Miller Park viewed from I-43.

The roof was closed on this beautiful September Sunday afternoon, but it should have been open. The roof splits in two and the big glass outfield windows slide apart sideways.

The top deck was open, but had few fans in it.  It’s nowhere near as steep as the top deck at Yankee Stadium or Minute Maid Park.

Former Red Sox 3rd baseman Shea Hillenbrand was playing 1st for the Giants that day.

At Miller Park the “Bob Eucker front row” seats are closer than at any other major league park I’ve been to…and this was #27.  

They have a live hot dog vs. brat vs. Polish sausage vs. Italian sausage race at the end of the 6th inning.  A few years ago Randall Simon, a backup 1st baseman for the Pirates, hit the sausage with a bat as a joke.  She (the 19-year old female in the sausage costume) fell down, and the girl in the hot dog costume tripped over her.  No one thought it was funny.  Milwaukee police took Simon away in handcuffs.

Fireworks go off indoors when a Brewer hits a home run and Bernie the Brewmeister comes down the curved slide you see in front of the left field glass below. At the old park the Brewmeister would appear in the center field bleachers. When the Braves played in Milwaukee, it was Chief Knock-a-homa coming down the slide. 

At the 7th inning stretch they play “Beer Barrel Polka” and people dance on the dugout.

An usher took this shot of me.  I’m wearing a Milwaukee throwback t-shirt.

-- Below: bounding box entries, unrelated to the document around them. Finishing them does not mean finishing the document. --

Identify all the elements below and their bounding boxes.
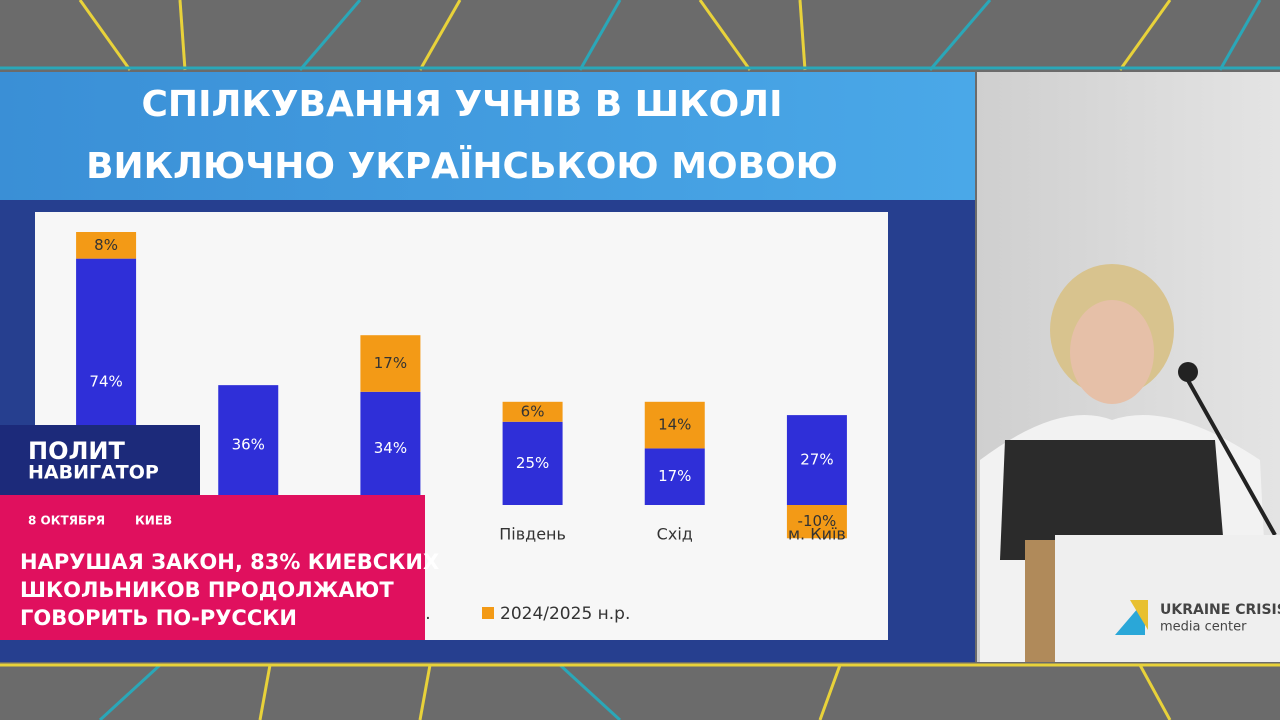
news-date: 8 ОКТЯБРЯ <box>28 514 105 528</box>
bar-segment <box>644 401 705 449</box>
value-label: 74% <box>89 372 122 390</box>
chart-title: ВИКЛЮЧНО УКРАЇНСЬКОЮ МОВОЮ <box>86 145 838 187</box>
chart-title: СПІЛКУВАННЯ УЧНІВ В ШКОЛІ <box>142 84 783 125</box>
news-banner <box>0 495 425 640</box>
plot: 74% 8% 36% 34% 17% 25% 6% Південь 17% 14% Схід 27% -… <box>76 232 847 624</box>
venue-subtitle: media center <box>1160 620 1247 635</box>
x-tick-label: м. Київ <box>788 525 846 544</box>
news-logo: НАВИГАТОР <box>28 462 159 484</box>
value-label: 6% <box>521 402 545 420</box>
podium-side <box>1025 540 1060 662</box>
bar-segment <box>786 505 847 539</box>
x-tick-label: Схід <box>657 525 693 544</box>
venue-logo <box>1130 600 1148 630</box>
news-city: КИЕВ <box>135 514 172 528</box>
news-headline: ГОВОРИТЬ ПО-РУССКИ <box>20 606 297 630</box>
news-headline: ШКОЛЬНИКОВ ПРОДОЛЖАЮТ <box>20 578 394 602</box>
title-band <box>0 72 975 200</box>
legend-label: 2024/2025 н.р. <box>500 604 630 624</box>
bar-segment <box>644 448 705 505</box>
x-tick-label: Південь <box>499 525 566 544</box>
value-label: 17% <box>374 354 407 372</box>
value-label: -10% <box>798 512 837 530</box>
bar-segment <box>360 391 421 505</box>
bar-segment <box>218 385 279 505</box>
news-logo: ПОЛИТ <box>28 437 126 465</box>
value-label: 14% <box>658 416 691 434</box>
legend-swatch <box>482 607 494 619</box>
venue-name: UKRAINE CRISIS <box>1160 602 1280 618</box>
value-label: 36% <box>232 436 265 454</box>
news-logo-box <box>0 425 200 495</box>
bar-segment <box>502 401 563 422</box>
podium <box>1055 535 1280 662</box>
value-label: 34% <box>374 439 407 457</box>
news-headline: НАРУШАЯ ЗАКОН, 83% КИЕВСКИХ <box>20 550 439 574</box>
value-label: 25% <box>516 454 549 472</box>
bar-segment <box>76 232 137 259</box>
value-label: 27% <box>800 451 833 469</box>
bar-segment <box>786 415 847 505</box>
bar-segment <box>360 335 421 392</box>
value-label: 8% <box>94 236 118 254</box>
bar-segment <box>502 421 563 505</box>
value-label: 17% <box>658 467 691 485</box>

The 2006 NAB was in Dallas, and I was able to book a flight on Midwest that had a four-hour layover in Milwaukee that exactly coincided with an afternoon game, so it was another ballpark trip that I didn’t have to pay for. Midwest, later taken over by Southwest, had four seats across all the way back. Leather seats, no less. They served a hot meal (bratwurst – it was a Milwaukee-based airline) and gave you an actual metal fork. And warm chocolate chip cookies for dessert.

Game: Sunday, September 24th, 2006. Cabbed it from the airport and got there in time for the first pitch. San Francisco Giants at Milwaukee Brewers. Miller Park was the fourth ballpark I’d been to that has a roof: Montreal, Houston and Toronto were the first three. The roof on this one splits down the middle and opens like a huge pizza pie. None of the other 8 enclosed ballparks I’ve been to are designed that way. It’s also one of only five that, for obvious reasons, does not have a big Budweiser sign. The other four being Coors Field, Busch Stadium (Bud and Busch signs), Rogers Centre (Labatt’s sign) and Fenway Park (Sam Adams sign).

Like all the new ballparks, it’s roomy, with comfortable seats, plenty of concessions and local character. There’s big curved slide in the outfield and when a Brewer hits a home run fireworks go off (even with the roof closed) and Bernie the Brewmeister slides down it. I got to see that when Milwaukee 3b David Bell hit a 2-run bomb off the Giants starter Matt Cain in the 2nd inning. They do have a race in the middle of the 6th. Being Milwaukee, it’s a hot dog, a brat and a Polish sausage running around the warning track. The brat won. During the 7th inning stretch they have dancers on the dugout roof grooving to The Beer Barrel Polka.

It was the final home game for Milwaukee and they won, 5-3. The Brewers finished in 4th place, 8-1/2 games behind the Cardinals, who went on to win the World Series that year. The Giants finished 3rd, 11-1/2 games behind the Padres. Speaking of the Padres, it was on this same day, September 24th, 2006, that Trevor Hoffman set the all-time record for saves. The following year I saw Hoffman blow a save against these same Giants. Barry Bonds, who lead the NL in walks and OBP (mostly due to intentional walks) that year, did not play. He was winding down by 2006 and only hit 26 home runs, struck out 51 times and walked 115 times. Steve Finley, who I had watched as a Baltimore Oriole rookie in 1989, played in center. At 1st base was former Red Sox 3b Shea Hillenbrand. Shea was traded to the Diamondbacks in 2003 for Byun-Hyun Kim, who had helped lead Arizona to a World Series win over the Yankees in 2001, ending their quest for a 4th straight championship.

I was chatting with a couple of fans who thought it was cool that the Red Sox had broken the 86-year curse a couple of years before. They also mentioned that Milwaukee had been in the World Series back in 1982. They were an American League team then and lost to the Cardinals. At that time that was 24 years prior. Now it will become at least 39 years before they get another chance. Hope springs eternal.